The gilded dysfunction of Versailles on the Potomac
The abandonment of citizenship fuels the rise of a reckless nuclear powered courtier class
“Liberty withers and decays unless it's put to use.'' – Lewis Lapham, The Wish for Kings
When asked to describe the transformation of the nation’s capital into a modern Court during a C-Span interview about his book, “The Wish for Kings,” author Lewis Lapham opined:
It's about the splendor of Washington that has been the magnificence of its marble, of its pretensions, of its bureaucratic vastness, so that it has become like a palace at Versailles. It is a court society, a world unto itself, sometimes called "inside-the-Beltway." It's grown and multiplied since the end of the Second World War so that the expense of government, the number of functionaries, of people who serve government in its many facets -- I think there's something like now 100,000 lawyers and lobbyists who work on various degrees of regulation. The staff of the Congress has multiplied to 35,000. It's this sense of a vast Versailles-like court, the Hall of Mirrors in which the various servants of government flatter one another or blame one another, strike poses, issue bills, make announcements, stage pageants of one kind or another.

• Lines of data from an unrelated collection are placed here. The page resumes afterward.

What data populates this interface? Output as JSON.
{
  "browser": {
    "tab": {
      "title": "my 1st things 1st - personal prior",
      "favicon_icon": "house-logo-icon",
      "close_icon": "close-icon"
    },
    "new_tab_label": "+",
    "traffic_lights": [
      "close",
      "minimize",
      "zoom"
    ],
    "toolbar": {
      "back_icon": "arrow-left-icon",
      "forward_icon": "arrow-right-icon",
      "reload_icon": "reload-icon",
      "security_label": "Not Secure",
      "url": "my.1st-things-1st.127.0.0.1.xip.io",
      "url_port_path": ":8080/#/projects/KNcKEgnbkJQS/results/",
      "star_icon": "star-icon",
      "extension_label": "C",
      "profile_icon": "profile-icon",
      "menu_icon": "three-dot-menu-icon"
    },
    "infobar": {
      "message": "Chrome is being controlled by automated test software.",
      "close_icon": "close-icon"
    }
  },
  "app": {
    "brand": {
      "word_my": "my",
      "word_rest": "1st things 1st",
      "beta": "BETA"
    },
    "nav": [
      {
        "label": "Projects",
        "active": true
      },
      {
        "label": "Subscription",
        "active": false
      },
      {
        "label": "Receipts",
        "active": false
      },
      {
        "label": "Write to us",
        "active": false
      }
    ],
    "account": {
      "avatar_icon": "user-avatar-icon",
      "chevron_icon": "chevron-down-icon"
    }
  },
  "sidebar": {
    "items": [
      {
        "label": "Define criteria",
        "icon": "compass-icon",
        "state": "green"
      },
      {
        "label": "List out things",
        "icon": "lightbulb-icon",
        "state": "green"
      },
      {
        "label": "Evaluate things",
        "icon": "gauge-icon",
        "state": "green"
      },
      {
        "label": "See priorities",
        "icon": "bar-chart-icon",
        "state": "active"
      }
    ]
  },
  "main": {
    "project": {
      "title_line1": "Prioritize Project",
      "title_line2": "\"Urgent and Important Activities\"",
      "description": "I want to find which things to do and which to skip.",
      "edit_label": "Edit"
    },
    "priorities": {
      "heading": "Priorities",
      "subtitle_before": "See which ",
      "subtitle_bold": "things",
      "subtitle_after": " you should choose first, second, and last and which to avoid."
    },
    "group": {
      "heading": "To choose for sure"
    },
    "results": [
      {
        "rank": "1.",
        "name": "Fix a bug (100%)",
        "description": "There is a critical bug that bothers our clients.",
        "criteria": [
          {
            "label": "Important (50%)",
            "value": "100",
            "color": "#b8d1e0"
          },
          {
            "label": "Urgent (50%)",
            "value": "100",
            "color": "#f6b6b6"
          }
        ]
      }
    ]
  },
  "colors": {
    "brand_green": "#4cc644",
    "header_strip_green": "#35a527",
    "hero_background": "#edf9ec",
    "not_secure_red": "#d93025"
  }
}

Today, Mr. Lapham’s estimates of federal employment seem quaint, like the silver chamber pots that adorned the fragrant apartments of the original Versailles.
Projections for 2023 by the Congressional Research Service peg total Executive branch civilian employment at 2,288,566. Legislative branch employees are estimated at 35,240, and Judicial branch employees at 34,556. If the Post Office and uniformed military personnel are included, total US government employment for 2023 is expected to reach 4,339,753.
For comparison, Walmart, the largest civilian employer in the US, has only 1,300,000 domestic employees, about one fourth the federal government total. Amazon is number two with 1,000,000. Of the top 10 US employers, six offer primarily low wage positions in fast food or retail sales.
Thus as the splendor, wealth and spectacular nature of the government in Washington, DC grow every year, the ranks of the nation’s laborers are increasingly dominated by a low wage, low benefit peasantry whose only connection to political life is via voting in elections with pre-determined options guaranteed not to disrupt the affairs of the Court.